Humanitarianism is changing. Increasingly professionalised and instrumentalised it has become a full-blown industry with its own standards of efficiency, transparency, evidence, and best practice. Replacing an earlier framework of internationalism, one which relied on the cooperation of nation-states and their commitment to international law, humanitarianism's justifications are more and more entangled in a politics of life intimately connected to wider forms of liberal governance. Today, the legitimating power of humanitarian reason lies not so much in the authority of the political subject as in a moral imperative to protect the depoliticised suffering body.

In this ICS Seminar Jessica Whyte and Sonja van Wichelen will introduce their upcoming workshop on New Spirits of Humanitarianism and will talk about how their work highlights some of the current problematics, debates, and responses to the operations of humanitarianism in late modernity. In her contribution, Jess will talk about Foucault’s notion of 'State Phobia' and will examine how this belief in a continuity between various state forms relates to the new generation of activist humanitarian organisations which, throughout the 1970s and 1980s, challenged the principle of national sovereignty. In particular she investigates the 'elective affinities' between the anti-Third wordlist assault on the post-colonial state and the neoliberal economic policies that came to prominence in the same period. 

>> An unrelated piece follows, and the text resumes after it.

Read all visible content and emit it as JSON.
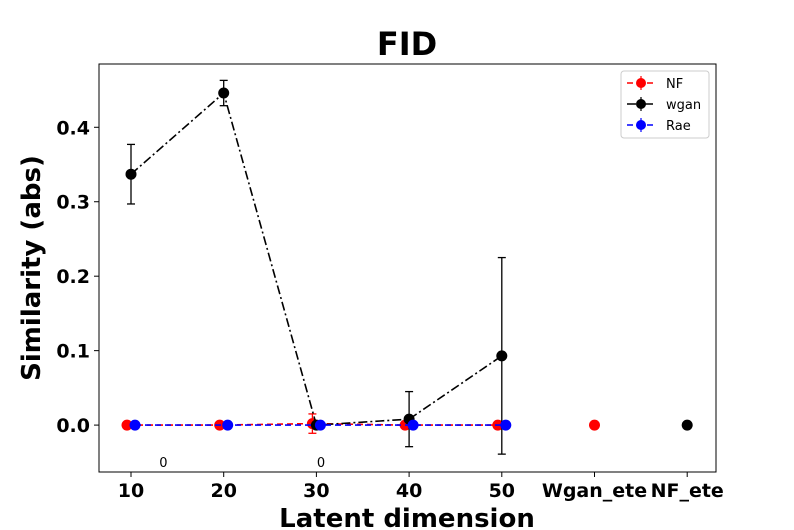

While there is an emerging scholarship on the rejection of humanitarianism from postcolonial countries Sonja explores in her contribution how the Global North is rejecting humanitarianism too. Through an examination of a currently debated Bill on Asylum in Australia, she explores the increasing practice of 'unsigning' to humanitarian obligations by states in the Global North. Such forms of compromising humanitarianism, she proposes, point to new justificatory frameworks of asylum and testify to the consolidation of humanitarian governance that is increasingly defined by a depoliticized and dehistoricized 'juridification' of the suffering body.  

Biographies

Jessica Whyte is a Senior Lecturer in Cultural and Social Analysis at the University of Western Sydney. She has published widely on theories of sovereignty and biopolitics, critical legal theory, critiques of human rights and contemporary continental philosophy. Her current research is on the emergence of the 'right to intervene' in the practices of the new activist humanitarian NGOs of the 1970s, and its transformation into a legitimising discourse for state militarism. She is the author of Catastrophe and redemption: the political thought of Giorgio Agamben (SUNY Series in Contemporary Continental Philosophy, 2013).

Sonja van Wichelen is a Senior Research Fellow at the Institute for Culture and Society, University of Western Sydney. She received her PhD in Sociology and Anthropology from the University of Amsterdam in the Netherlands and held positions in the US (Yale and Brown) before coming to Australia in 2010. Her research projects broadly engage with culture, law, and science in the age of globalisation and the effects that changes in these areas have on our understanding of citizenship. Her current project entitled 'The Changing Rights to Family Life in Australia: Biomedicine and Legal Governance in Globalisation' (funded by an ARC DECRA) investigates the impact of globalisation and biomedicine on the constitution of family through a cultural study of legal processes.